In a column last week, Bloomberg’s Matt Levine rightly observed that only a bank can usually buy another bank.  He thus went on to say that a SPAC named Porticoes ambitions to buy a bank are doomed because Porticoes isn’t a bank.  Here, he’s wrong – Porticoes in fact was allowed last December to become a unique form of national bank licensed to engage in what is often, if unkindly, called vulture capitalism.  This is another OCC charter of convenience atop its approvals leading to NYCB’s woes, and thus yet another contradiction between the agency’s stern warnings on risk when it pops up in existing charters versus its insouciance when it comes to new or novel applications.
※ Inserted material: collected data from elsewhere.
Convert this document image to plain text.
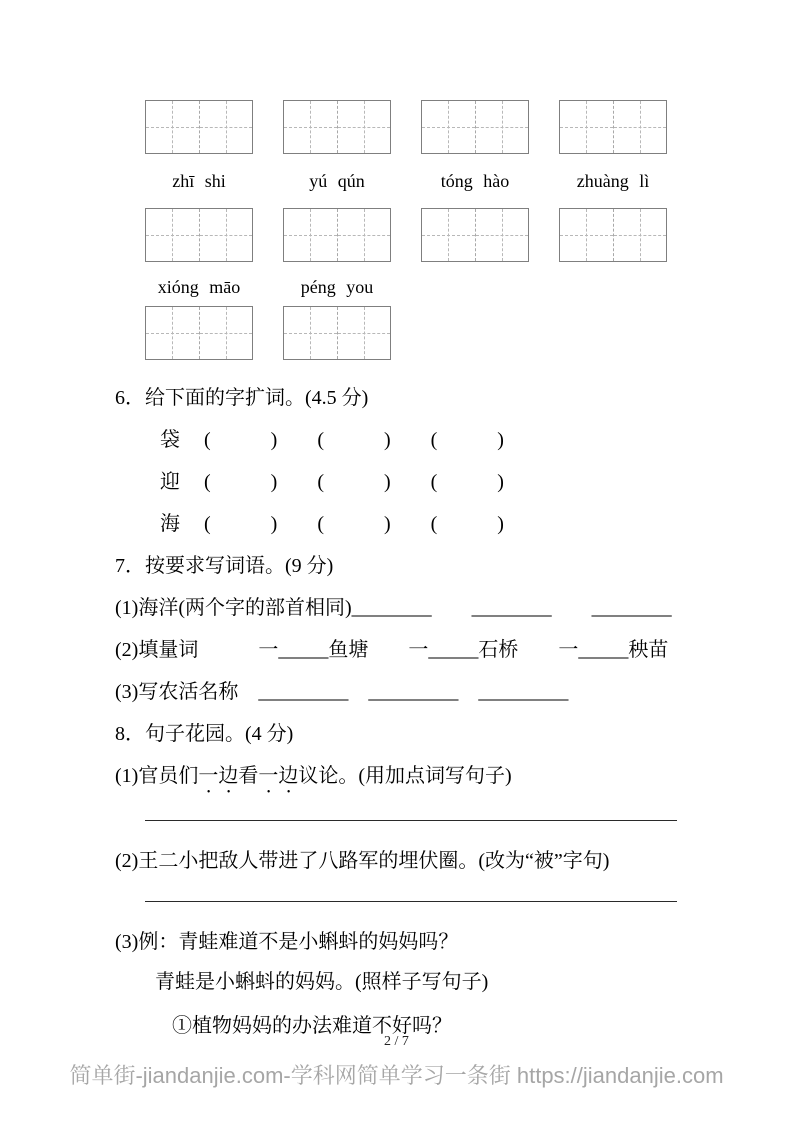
zhī shi	yú qún	tóng hào	zhuàng lì
xióng māo	péng you
6．给下面的字扩词。(4.5 分)
袋 (　　　)　　(　　　)　　(　　　)
迎 (　　　)　　(　　　)　　(　　　)
海 (　　　)　　(　　　)　　(　　　)
7．按要求写词语。(9 分)
(1)海洋(两个字的部首相同)________　　________　　________
(2)填量词　　　一_____鱼塘　　一_____石桥　　一_____秧苗
(3)写农活名称　_________　_________　_________
8．句子花园。(4 分)
(1)官员们一边看一边议论。(用加点词写句子)
(2)王二小把敌人带进了八路军的埋伏圈。(改为“被”字句)
(3)例：青蛙难道不是小蝌蚪的妈妈吗？
青蛙是小蝌蚪的妈妈。(照样子写句子)
①植物妈妈的办法难道不好吗？
2 / 7
简单街-jiandanjie.com-学科网简单学习一条街 https://jiandanjie.com
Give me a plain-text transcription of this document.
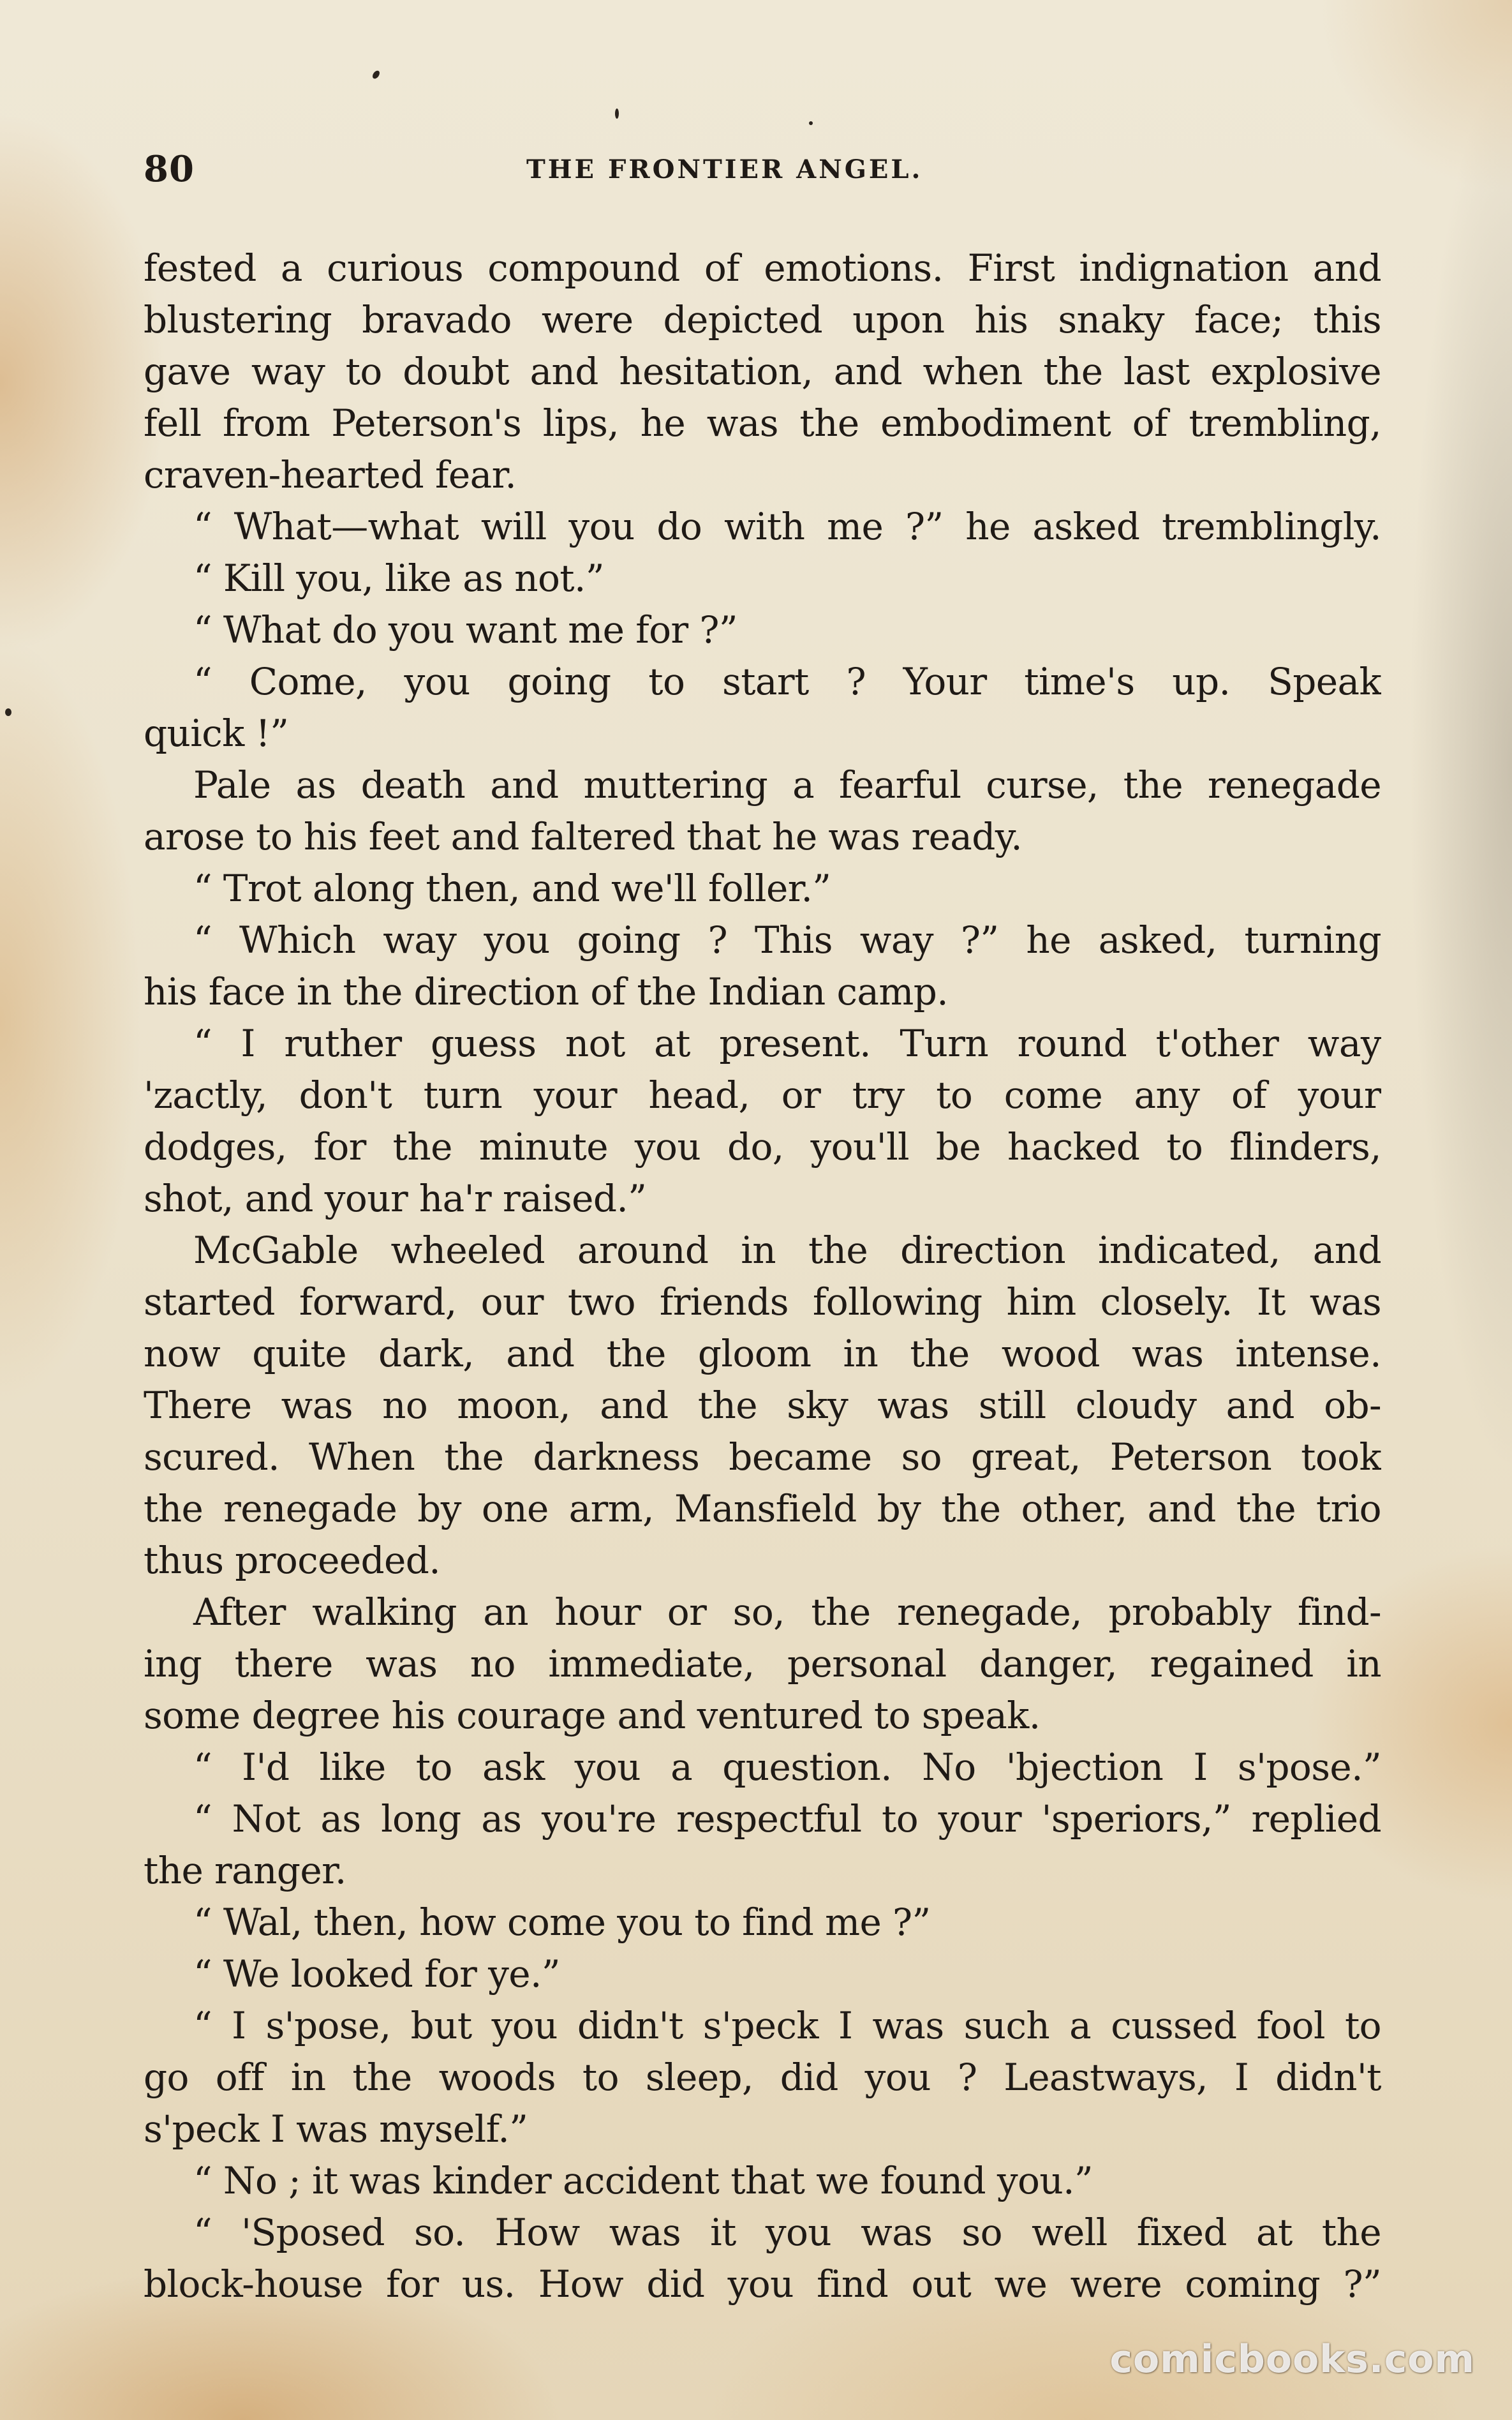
80	THE FRONTIER ANGEL.
fested a curious compound of emotions. First indignation and
blustering bravado were depicted upon his snaky face; this
gave way to doubt and hesitation, and when the last explosive
fell from Peterson's lips, he was the embodiment of trembling,
craven-hearted fear.
“ What—what will you do with me ?” he asked tremblingly.
“ Kill you, like as not.”
“ What do you want me for ?”
“ Come, you going to start ? Your time's up. Speak
quick !”
Pale as death and muttering a fearful curse, the renegade
arose to his feet and faltered that he was ready.
“ Trot along then, and we'll foller.”
“ Which way you going ? This way ?” he asked, turning
his face in the direction of the Indian camp.
“ I ruther guess not at present. Turn round t'other way
'zactly, don't turn your head, or try to come any of your
dodges, for the minute you do, you'll be hacked to flinders,
shot, and your ha'r raised.”
McGable wheeled around in the direction indicated, and
started forward, our two friends following him closely. It was
now quite dark, and the gloom in the wood was intense.
There was no moon, and the sky was still cloudy and ob-
scured. When the darkness became so great, Peterson took
the renegade by one arm, Mansfield by the other, and the trio
thus proceeded.
After walking an hour or so, the renegade, probably find-
ing there was no immediate, personal danger, regained in
some degree his courage and ventured to speak.
“ I'd like to ask you a question. No 'bjection I s'pose.”
“ Not as long as you're respectful to your 'speriors,” replied
the ranger.
“ Wal, then, how come you to find me ?”
“ We looked for ye.”
“ I s'pose, but you didn't s'peck I was such a cussed fool to
go off in the woods to sleep, did you ? Leastways, I didn't
s'peck I was myself.”
“ No ; it was kinder accident that we found you.”
“ 'Sposed so. How was it you was so well fixed at the
block-house for us. How did you find out we were coming ?”
comicbooks.com
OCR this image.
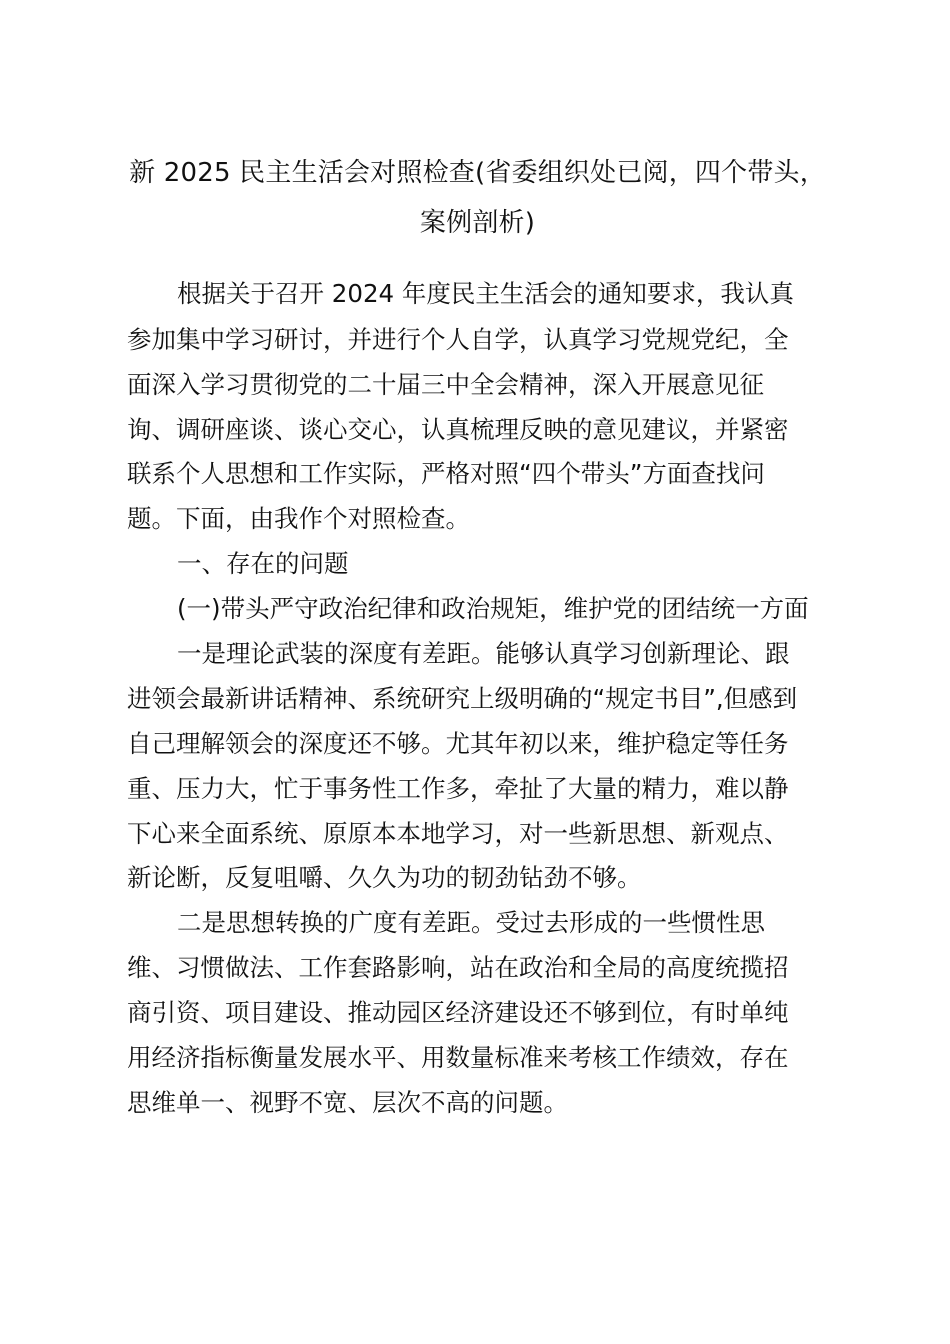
新 2025 民主生活会对照检查(省委组织处已阅，四个带头，案例剖析)

根据关于召开 2024 年度民主生活会的通知要求，我认真

参加集中学习研讨，并进行个人自学，认真学习党规党纪，全

面深入学习贯彻党的二十届三中全会精神，深入开展意见征

询、调研座谈、谈心交心，认真梳理反映的意见建议，并紧密

联系个人思想和工作实际，严格对照“四个带头”方面查找问

题。下面，由我作个对照检查。

一、存在的问题

(一)带头严守政治纪律和政治规矩，维护党的团结统一方面

一是理论武装的深度有差距。能够认真学习创新理论、跟

进领会最新讲话精神、系统研究上级明确的“规定书目”,但感到

自己理解领会的深度还不够。尤其年初以来，维护稳定等任务

重、压力大，忙于事务性工作多，牵扯了大量的精力，难以静

下心来全面系统、原原本本地学习，对一些新思想、新观点、

新论断，反复咀嚼、久久为功的韧劲钻劲不够。

二是思想转换的广度有差距。受过去形成的一些惯性思

维、习惯做法、工作套路影响，站在政治和全局的高度统揽招

商引资、项目建设、推动园区经济建设还不够到位，有时单纯

用经济指标衡量发展水平、用数量标准来考核工作绩效，存在

思维单一、视野不宽、层次不高的问题。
According to the OCC’s charter approval, the Porticoes bank has no other purpose than serving as a wholly-owned subsidiary of Porticoes Capital LLC, a Delaware limited-liability company formed to be a proxy for a parent holding company. The parent holdco is “expected” to enter into binding commitments for the capital needed to back its wholly-owned bank plans to acquire a failed bank or even banks.  This is essentially a buy-now, pay-later form of bank chartering, a policy even more striking because funding commitments for the holdco then to downstream – should they materialize – are more than likely to come from private-equity investors who may or may not exercise direct or indirect control.

Based on the OCC’s approval, it seems that Porticoes’s new charter can buy another bank without capital, pre-approval from the FRB for member status, and FDIC insurance.  If this charter is plausible, then the FDIC takes the risk of selling a failed bank to Porticoes even though the deal could go bad because Porticoes is a bank in name only without a holding company standing as a source of support unless the holdco manages to raise capital not just for bank acquisitions, but also itself (a happy thought nowhere mentioned in the OCC’s approval).

The OCC has thus given Porticoes a license to bid on failed banks that might well advantage it over longstanding banks now owned by BHCs and subject to all the costly rules that go into each bank’s failed bank bid.  These bids are also based on expectations that the failed bank’s branches, deposits, and customers add value that will be realized following integration of the FDIC’s zombie into the acquirer’s living franchise.  Banks bet rightly or wrongly on these critical assets, but it’s usually what they want, not cherry-picked assets that can be quickly rolled over at prices private-equity companies dream of in distressed-asset markets.

Opponents of bank mergers fear that they create banking “deserts,” leave LMI communities behind, and end “relationship banking.”  Sometimes this happens when banks buy banks, sometimes not.  It seems likely that it will always happen when a private-equity funded SPAC gets to do the same.

It’s of course possible that Porticoes wants to be a bank because it wants to support the public good.  Perhaps it also won’t be allowed to bid on a bank until it’s got committed capital, Fed approval as both a member and for a BHC, and FDIC deposit-insurance status.  But the OCC’s letter says, “since the Bank would not be able to commence operations until after it is selected by the FDIC as the winning bidder for a particular failed institution and the OCC approves the acquisition, the specific size, scope, and activities of the Bank is not yet known.”  All this is usually more than a bit handy when it comes to approving bank charters, even conditional ones such as Porticoes’.  Instead, the OCC approved the charter based on a “preliminary business plan” and its experienced organizers.  Nice work if you can get it.